Le sue condizioni sono migliorate al punto da spingere i medici a risvegliarlo dal coma farmacologico al quale era stato sottoposto. E al pm Guerra della Procura di Alessandria ha confessato tutto: «L’ho uccisa io, non so cosa mi sia preso, forse un raptus».
Parole che sanciscono i sospetti nati fin dal ritrovamento del corpo senza vita di Floriana Floris nella casa di Borgo Villa di Incisa Scapaccino e del compagno Paolo Riccone al piano superiore in stato confusionale dopo aver tentato il suicidio in tre modi diversi e aver vegliato per tre giorni il cadavere della donna.
Riccone, originario di Incisa dove il padre era il benzinaio del paese, era ricoverato da venerdì alla Rianimazione di Asti dopo aver tentato di ingerire della candeggina, aver fatto abuso di psicofarmaci e tentato di tagliarsi le vene con un coltello.
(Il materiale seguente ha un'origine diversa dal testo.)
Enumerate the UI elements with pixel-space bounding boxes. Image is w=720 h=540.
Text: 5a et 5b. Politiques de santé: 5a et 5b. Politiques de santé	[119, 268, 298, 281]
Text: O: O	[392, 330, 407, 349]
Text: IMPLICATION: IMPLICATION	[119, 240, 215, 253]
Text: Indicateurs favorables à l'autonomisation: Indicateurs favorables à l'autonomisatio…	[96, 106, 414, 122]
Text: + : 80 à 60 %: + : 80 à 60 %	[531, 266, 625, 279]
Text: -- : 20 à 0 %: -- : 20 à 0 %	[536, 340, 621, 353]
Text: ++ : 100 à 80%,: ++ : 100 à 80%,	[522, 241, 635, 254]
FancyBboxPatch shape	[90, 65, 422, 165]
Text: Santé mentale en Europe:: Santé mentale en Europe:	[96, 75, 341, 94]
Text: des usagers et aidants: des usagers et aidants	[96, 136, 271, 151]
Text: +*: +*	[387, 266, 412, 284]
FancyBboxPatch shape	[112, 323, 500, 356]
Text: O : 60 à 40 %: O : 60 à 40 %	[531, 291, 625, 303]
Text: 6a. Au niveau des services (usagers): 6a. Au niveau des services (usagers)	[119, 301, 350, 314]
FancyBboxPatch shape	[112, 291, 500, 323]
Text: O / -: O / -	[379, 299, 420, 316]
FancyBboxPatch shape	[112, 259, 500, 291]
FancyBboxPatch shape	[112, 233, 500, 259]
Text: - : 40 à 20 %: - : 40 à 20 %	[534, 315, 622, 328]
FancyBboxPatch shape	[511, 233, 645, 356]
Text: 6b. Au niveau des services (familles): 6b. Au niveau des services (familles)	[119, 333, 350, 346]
Al suo risveglio ha trovato il pm Guerra e i carabinieri del Reparto Operativo di Asti e della Compagnia di Canelli che gli hanno chiesto conto di quanto accaduto da martedì in avanti. E lui ha ammesso di aver posto fine alla vita della compagna, originaria di Milano, madre di una ragazza. L’ha uccisa con oltre trenta coltellate e saranno i Ris di Parma, che di lame sporche di sangue ne hanno sequestrate diverse nella casa di Incisa, a stabilire quale o quali siano stati usati per l’efferato femminicidio.
Riccone è stato sentito alla presenza del suo avvocato, Federica Falco di Alessandria, che ha già annunciato una perizia psichiatrica sull’uomo. Non ha saputo indicare i motivi di tale terribile gesto.
Gli inquirenti, in questi giorni di indagini, hanno appurato che l’uomo soffriva di una grave depressione da quando ha perso, anni fa, la moglie per un male inguaribile; dopo lei ha perso la moglie e due mesi fa il padre. Consulente del lavoro per il Ministero e ricercatore con sede di lavoro ad Alessandria, aveva accompagnato la morte del padre assistendolo fino alla fine. Proprio questo lo aveva spinto a trasferirsi ad Incisa due anni fa.
Non ancora fissata la data dei funerali della donna.